PROCUREMENT OPTIMIZATION BLOG

The Personas of Procurement: Part 2

October 29, 2020

In last month’s blog installment, The Personas of Procurement: Part 1, we discussed how today’s procurement function has grown into a practice that delivers measurable and meaningful value for organizations. As we discussed last month, we’ve identified four personas that describe a company and how they influence the procurement roadmap. These personas are: The Blank Canvas, The Builder, The Optimizer and The Do-Over.

In this installment, I will highlight The Optimizer and The Do-Over personas. (To read our previous blog that covered The Blank Canvas and The Builder, click here).

The Optimizer

About the Persona

The Optimizer is perhaps the rarest of the four personas in that they are a maturing organization and have probably already gone through sourcing wave planning.

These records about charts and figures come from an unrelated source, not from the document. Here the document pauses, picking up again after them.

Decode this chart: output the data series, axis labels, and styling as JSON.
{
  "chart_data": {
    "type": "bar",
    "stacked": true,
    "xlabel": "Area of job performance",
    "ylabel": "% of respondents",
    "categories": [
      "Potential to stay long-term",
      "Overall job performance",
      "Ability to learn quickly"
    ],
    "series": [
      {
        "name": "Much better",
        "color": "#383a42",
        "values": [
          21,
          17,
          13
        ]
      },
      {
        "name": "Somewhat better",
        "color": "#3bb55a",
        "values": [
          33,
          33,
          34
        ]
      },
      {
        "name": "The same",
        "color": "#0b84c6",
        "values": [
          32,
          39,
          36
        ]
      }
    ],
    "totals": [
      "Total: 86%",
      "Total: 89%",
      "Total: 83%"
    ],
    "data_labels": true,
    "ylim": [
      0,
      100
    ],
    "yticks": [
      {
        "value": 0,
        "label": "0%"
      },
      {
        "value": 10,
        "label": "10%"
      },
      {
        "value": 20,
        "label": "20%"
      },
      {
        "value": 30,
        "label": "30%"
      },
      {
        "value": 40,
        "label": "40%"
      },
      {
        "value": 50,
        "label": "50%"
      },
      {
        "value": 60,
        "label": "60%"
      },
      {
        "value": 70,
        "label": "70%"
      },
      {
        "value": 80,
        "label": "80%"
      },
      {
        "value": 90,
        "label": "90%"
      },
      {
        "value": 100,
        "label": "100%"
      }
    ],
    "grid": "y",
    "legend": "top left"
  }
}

They have a formal structure built around downstream procurement and have many structural processes in place already. This organization has consistently, quarter after quarter, proven that they can drive financial results and mitigate organization risk. They have cemented their seat at the table so-to-speak. While there are many organizations that will make it to this point, this is very challenging for most.

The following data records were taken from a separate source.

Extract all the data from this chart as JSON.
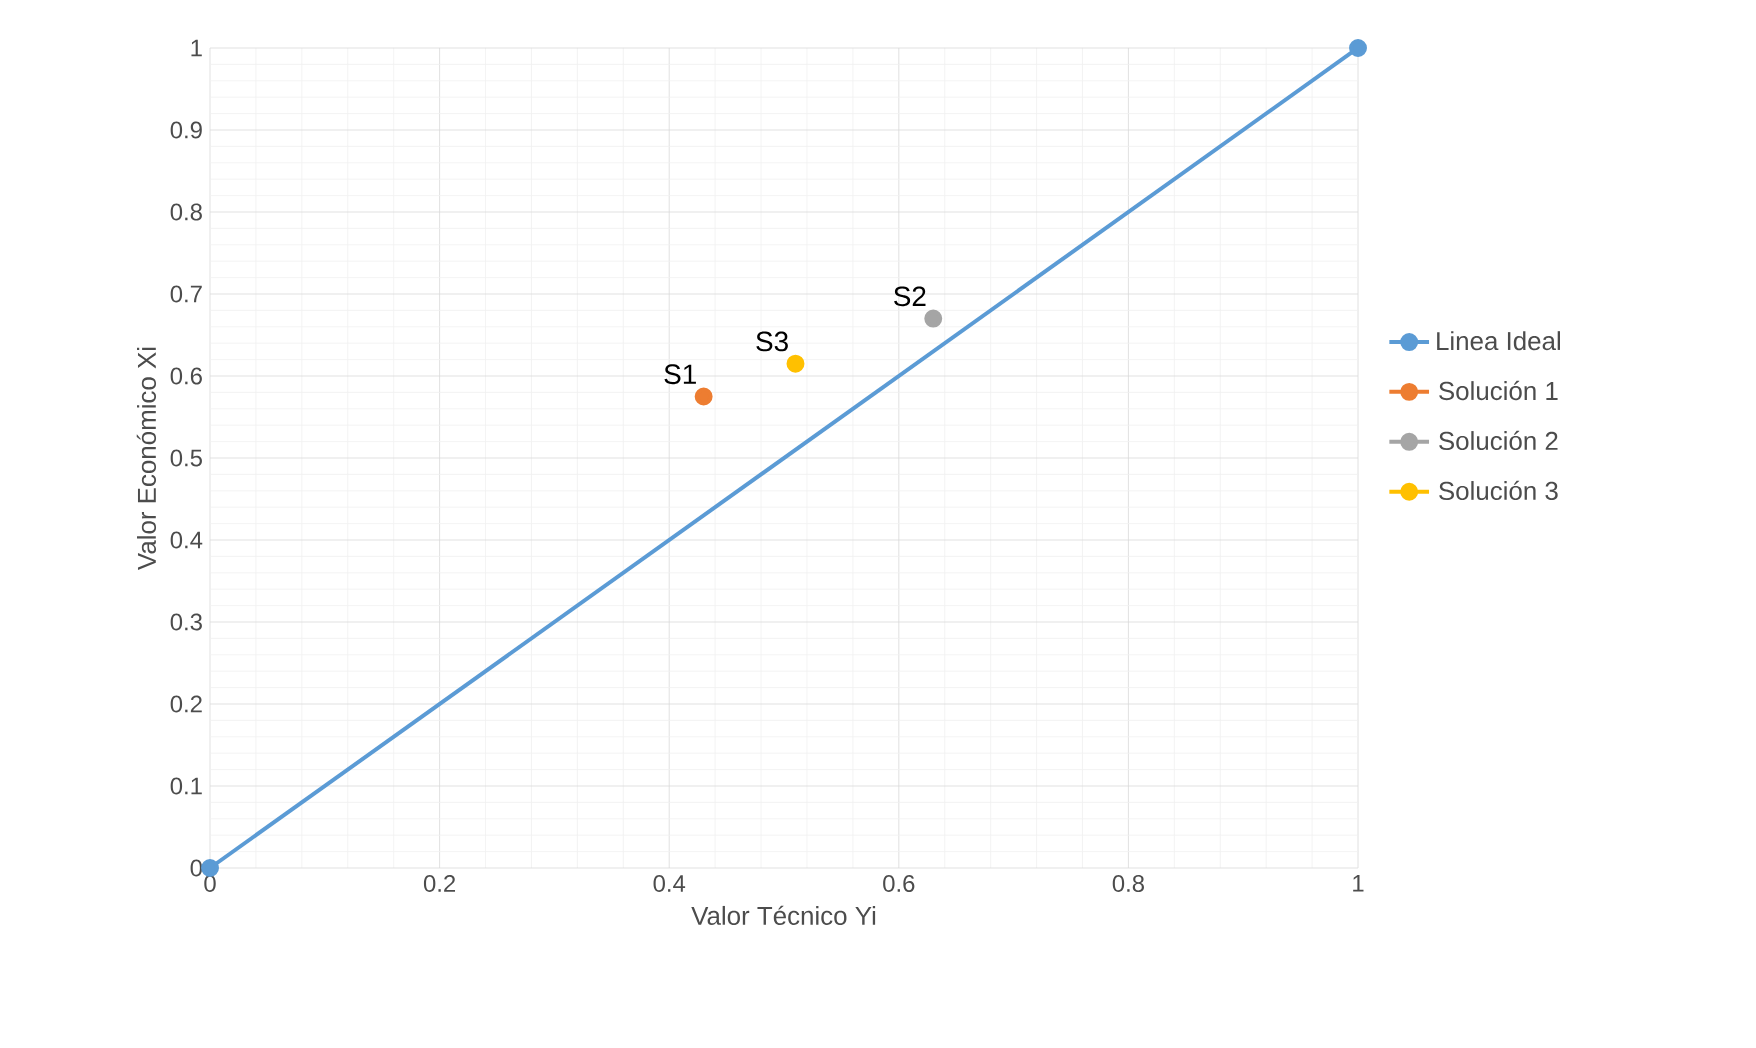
{
  "chart_data": {
    "type": "line",
    "xlabel": "Valor Técnico Yi",
    "ylabel": "Valor Económico Xi",
    "series": [
      {
        "name": "Linea Ideal",
        "color": "#5b9bd5",
        "x": [
          0,
          1
        ],
        "values": [
          0,
          1
        ]
      },
      {
        "name": "Solución 1",
        "color": "#ed7d31",
        "x": [
          0.43
        ],
        "values": [
          0.575
        ]
      },
      {
        "name": "Solución 2",
        "color": "#a5a5a5",
        "x": [
          0.63
        ],
        "values": [
          0.67
        ]
      },
      {
        "name": "Solución 3",
        "color": "#ffc000",
        "x": [
          0.51
        ],
        "values": [
          0.615
        ]
      }
    ],
    "annotations": [
      {
        "text": "S1",
        "x": 0.43,
        "y": 0.575
      },
      {
        "text": "S2",
        "x": 0.63,
        "y": 0.67
      },
      {
        "text": "S3",
        "x": 0.51,
        "y": 0.615
      }
    ],
    "xlim": [
      0,
      1
    ],
    "ylim": [
      0,
      1
    ],
    "xticks": [
      0,
      0.2,
      0.4,
      0.6,
      0.8,
      1
    ],
    "yticks": [
      0,
      0.1,
      0.2,
      0.3,
      0.4,
      0.5,
      0.6,
      0.7,
      0.8,
      0.9,
      1
    ],
    "grid": true,
    "legend": "right",
    "marker": "circle",
    "line_style": "solid"
  }
}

The goals of The Optimizer are far different than most because they have the basics down and are now looking to further raise the level of sophistication for business spend management. Their goal is not so much tactical as it is to support the organization in gaining competitive advantages through spend and de-risking transactions.

Optimizer Best Practice

The Optimizer is very proactive in their internal customer collaboration. Their instinct is to help internal customers, knowing from experience that this will prove successful both in short and long term. These are actions of a well-oiled procurement machine – a mature system within the organization. Optimizers take action by aligning to executive company goals and are not afraid to run towards technological innovation if it means more support and potential enhancement for their current processes and policies.

The Do-Over

About the Persona

The Do-Over can be an unfortunate persona to embody. There are companies that have gone through a procurement optimization phase or transformation before and, for a myriad of potential reasons, they have been burned. These organizations built what they felt at the time was a meaningful procurement operation that could handle the capacity and complexities necessary in order to achieve financial enhancement. However, for many reasons, they didn’t utilize what they had created efficiently and/or effectively. They didn’t achieve the return they had hoped for and didn’t see the value they originally envisioned. This causes them apprehension when it comes to taking further steps but at the same time, they’re very interested in rewriting history.

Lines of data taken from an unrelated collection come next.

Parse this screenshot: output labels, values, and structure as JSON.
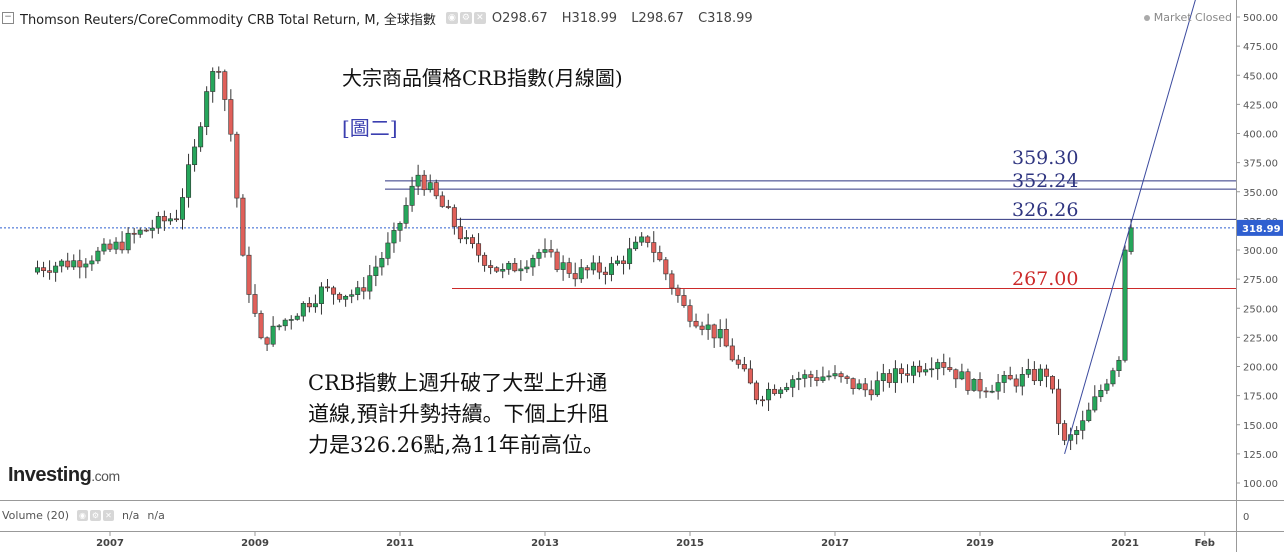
{
  "header": {
    "collapse_icon": "minus-square-icon",
    "title": "Thomson Reuters/CoreCommodity CRB Total Return, M, 全球指數",
    "open": "O298.67",
    "high": "H318.99",
    "low": "L298.67",
    "close": "C318.99",
    "market_status": "Market Closed"
  },
  "annotations": {
    "title": "大宗商品價格CRB指數(月線圖)",
    "figure_label": "[圖二]",
    "note_lines": [
      "CRB指數上週升破了大型上升通",
      "道線,預計升勢持續。下個上升阻",
      "力是326.26點,為11年前高位。"
    ]
  },
  "volume": {
    "label": "Volume (20)",
    "value1": "n/a",
    "value2": "n/a"
  },
  "logo": {
    "text": "Investing",
    "suffix": ".com"
  },
  "colors": {
    "up": "#26a65b",
    "down": "#e0605a",
    "resistance": "#2f3580",
    "support": "#cc2a2a",
    "price_tag": "#2f5fd0"
  },
  "chart_data": {
    "type": "candlestick",
    "title": "Thomson Reuters/CoreCommodity CRB Total Return, M, 全球指數",
    "interval": "monthly",
    "x_tick_labels": [
      "2007",
      "2009",
      "2011",
      "2013",
      "2015",
      "2017",
      "2019",
      "2021",
      "Feb"
    ],
    "y_tick_labels": [
      "500.00",
      "475.00",
      "450.00",
      "425.00",
      "400.00",
      "375.00",
      "350.00",
      "325.00",
      "300.00",
      "275.00",
      "250.00",
      "225.00",
      "200.00",
      "175.00",
      "150.00",
      "125.00",
      "100.00"
    ],
    "y_range": [
      100,
      500
    ],
    "volume_axis_label": "0",
    "last_price": "318.99",
    "horizontal_levels": [
      {
        "value": 359.3,
        "label": "359.30",
        "color": "resistance"
      },
      {
        "value": 352.24,
        "label": "352.24",
        "color": "resistance"
      },
      {
        "value": 326.26,
        "label": "326.26",
        "color": "resistance"
      },
      {
        "value": 267.0,
        "label": "267.00",
        "color": "support"
      }
    ],
    "trendline": {
      "from": [
        "2020-03",
        125
      ],
      "to": [
        "2021-02",
        323
      ]
    },
    "closes": [
      {
        "date": "2006-01",
        "close": 285
      },
      {
        "date": "2006-07",
        "close": 290
      },
      {
        "date": "2007-01",
        "close": 300
      },
      {
        "date": "2007-06",
        "close": 315
      },
      {
        "date": "2007-12",
        "close": 330
      },
      {
        "date": "2008-03",
        "close": 385
      },
      {
        "date": "2008-05",
        "close": 440
      },
      {
        "date": "2008-07",
        "close": 460
      },
      {
        "date": "2008-09",
        "close": 400
      },
      {
        "date": "2008-11",
        "close": 290
      },
      {
        "date": "2009-02",
        "close": 220
      },
      {
        "date": "2009-06",
        "close": 240
      },
      {
        "date": "2009-12",
        "close": 265
      },
      {
        "date": "2010-06",
        "close": 262
      },
      {
        "date": "2010-12",
        "close": 310
      },
      {
        "date": "2011-04",
        "close": 365
      },
      {
        "date": "2011-09",
        "close": 330
      },
      {
        "date": "2011-12",
        "close": 305
      },
      {
        "date": "2012-06",
        "close": 280
      },
      {
        "date": "2012-12",
        "close": 298
      },
      {
        "date": "2013-06",
        "close": 280
      },
      {
        "date": "2013-12",
        "close": 285
      },
      {
        "date": "2014-06",
        "close": 310
      },
      {
        "date": "2014-12",
        "close": 250
      },
      {
        "date": "2015-06",
        "close": 225
      },
      {
        "date": "2015-12",
        "close": 175
      },
      {
        "date": "2016-06",
        "close": 190
      },
      {
        "date": "2016-12",
        "close": 192
      },
      {
        "date": "2017-06",
        "close": 180
      },
      {
        "date": "2017-12",
        "close": 195
      },
      {
        "date": "2018-06",
        "close": 207
      },
      {
        "date": "2018-12",
        "close": 182
      },
      {
        "date": "2019-06",
        "close": 187
      },
      {
        "date": "2019-12",
        "close": 195
      },
      {
        "date": "2020-03",
        "close": 133
      },
      {
        "date": "2020-06",
        "close": 150
      },
      {
        "date": "2020-12",
        "close": 210
      },
      {
        "date": "2021-01",
        "close": 300
      },
      {
        "date": "2021-02",
        "close": 318.99
      }
    ]
  }
}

The goals of The Do-Over involve achieving value by reining in spend under management. While they previously built a solid infrastructure, they didn’t optimize their processes and procedures to achieve these goals the first go-around. They desire to get all of the users to adopt and embrace the behavioral change in order to drive success of the program. They also ideally wish to move from only some spend under management to ALL spend under management – move from tactical to being more strategic.

Do-Over Best Practices

You’ve probably heard the saying “measure twice, cut once.” The Do-Over embodies that mentality due to their past. They are extremely methodical with their diligence evaluating new ways forward. Their past has made them extremely effective planners who are constantly double and triple checking their work as they go. In order to mitigate internal fatigue, they are firm believers in crawl, walk, run when adopting a new program or infrastructure. This allows them to not only see the value, but to then demonstrate that value back to enterprise confirming they’re getting it right this time around.  

No matter where you are at in your journey, I hope that you can identify with one of these personas easily – The Blank Canvas, The Builder, The Optimizer or The Do-Over. No matter the size of your organization, there is no “wrong” place to be at the moment. However, creating awareness around your current circumstances and where you are can help you in saving time and resources when planning where you wish to go in the future.